Instituto de Biomedicina de Valencia-Consejo Superior de Investigaciones Científicas and Centro de Investigación Biomédica en Red de Enfermedades Raras (CIBERER-ISCIII), Jaime Roig 11, Valencia 46010, Spain.
J Mol Biol. 2010 Jun 11;399(3):476-90. doi: 10.1016/j.jmb.2010.04.025. Epub 2010 Apr 18.
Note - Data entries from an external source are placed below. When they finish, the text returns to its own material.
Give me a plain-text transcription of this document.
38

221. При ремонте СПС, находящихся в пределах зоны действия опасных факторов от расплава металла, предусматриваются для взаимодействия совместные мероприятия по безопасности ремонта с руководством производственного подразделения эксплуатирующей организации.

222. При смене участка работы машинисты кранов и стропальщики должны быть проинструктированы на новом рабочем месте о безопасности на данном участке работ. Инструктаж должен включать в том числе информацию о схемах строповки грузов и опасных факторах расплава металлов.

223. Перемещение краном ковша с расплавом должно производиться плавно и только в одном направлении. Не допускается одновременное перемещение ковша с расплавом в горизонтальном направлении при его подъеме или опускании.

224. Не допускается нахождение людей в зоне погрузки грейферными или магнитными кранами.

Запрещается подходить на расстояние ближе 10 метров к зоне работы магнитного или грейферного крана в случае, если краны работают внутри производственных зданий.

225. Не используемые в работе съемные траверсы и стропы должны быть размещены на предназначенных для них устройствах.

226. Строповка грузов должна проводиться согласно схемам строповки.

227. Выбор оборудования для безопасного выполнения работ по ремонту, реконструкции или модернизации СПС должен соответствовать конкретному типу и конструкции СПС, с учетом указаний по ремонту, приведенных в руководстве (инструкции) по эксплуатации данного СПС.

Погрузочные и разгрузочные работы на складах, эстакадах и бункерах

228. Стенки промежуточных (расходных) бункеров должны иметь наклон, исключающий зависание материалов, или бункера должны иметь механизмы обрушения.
N-Acetyl-L-glutamate kinase (NAGK), the paradigm enzyme of the amino acid kinase family, catalyzes the second step of arginine biosynthesis. Although substrate binding and catalysis were clarified by the determination of four crystal structures of the homodimeric Escherichia coli enzyme (EcNAGK), we now determine 2 A resolution crystal structures of EcNAGK free from substrates or complexed with the product N-acetyl-L-glutamyl-5-phosphate (NAGP) and with sulfate, which reveal a novel, very open NAGK conformation to which substrates would associate and from which products would dissociate. In this conformation, the C-domain, which hosts most of the nucleotide site, rotates approximately 24 degrees -28 degrees away from the N-domain, which hosts the acetylglutamate site, whereas the empty ATP site also exhibits some changes. One sulfate is found binding in the region where the beta-phosphate of ATP normally binds, suggesting that ATP is first anchored to the beta-phosphate site, before perfect binding by induced fit, triggering the shift to the closed conformation. In contrast, the acetylglutamate site is always well formed, although its beta-hairpin lid is found here to be mobile, being closed only in the subunit of the EcNAGK-NAGP complex that binds NAGP most strongly. Lid closure appears to increase the affinity for acetylglutamate/NAGP and to stabilize the closed enzyme conformation via lid-C-domain contacts. Our finding of NAGP bound to the open conformation confirms that this product dissociates from the open enzyme form and allows reconstruction of the active center in the ternary complex with both products, delineating the final steps of the reaction, which is shown here by site-directed mutagenesis to involve centrally the invariant residue Gly11.
N-乙酰-L-谷氨酸激酶(NAGK)是氨基酸激酶家族的典范酶,催化精氨酸生物合成的第二步。尽管通过四个同源二聚体大肠杆菌酶(EcNAGK)的晶体结构的测定阐明了底物结合和催化,但我们现在确定了 2 A 分辨率的无底物或与产物 N-乙酰-L-谷氨酸-5-磷酸(NAGP)和硫酸盐复合的 EcNAGK 的晶体结构,揭示了一种新颖的、非常开放的 NAGK 构象,底物将与之结合,产物将与之解离。在这种构象中,包含大多数核苷酸位点的 C 结构域相对于包含乙酰谷氨酸位点的 N 结构域旋转约 24 度-28 度,而空的 ATP 位点也表现出一些变化。一个硫酸盐被发现在 ATP 的β-磷酸通常结合的区域结合,这表明 ATP 首先被锚定在β-磷酸结合位点,然后通过诱导契合进行完美结合,触发向封闭构象的转变。相比之下,乙酰谷氨酸结合位点始终形成良好,尽管其β-发夹盖在此处被发现是可移动的,仅在与 NAGP 结合最强的 EcNAGK-NAGP 复合物的亚基中关闭。盖的关闭似乎增加了对乙酰谷氨酸/NAGP 的亲和力,并通过盖-C 结构域的接触稳定封闭酶构象。我们发现 NAGP 结合在开放构象上,这证实了该产物从开放酶形式中解离,并允许在三元复合物中重建活性中心,同时存在两种产物,描绘了反应的最后步骤,这里通过定点突变显示涉及不变残基 Gly11 处于中心位置。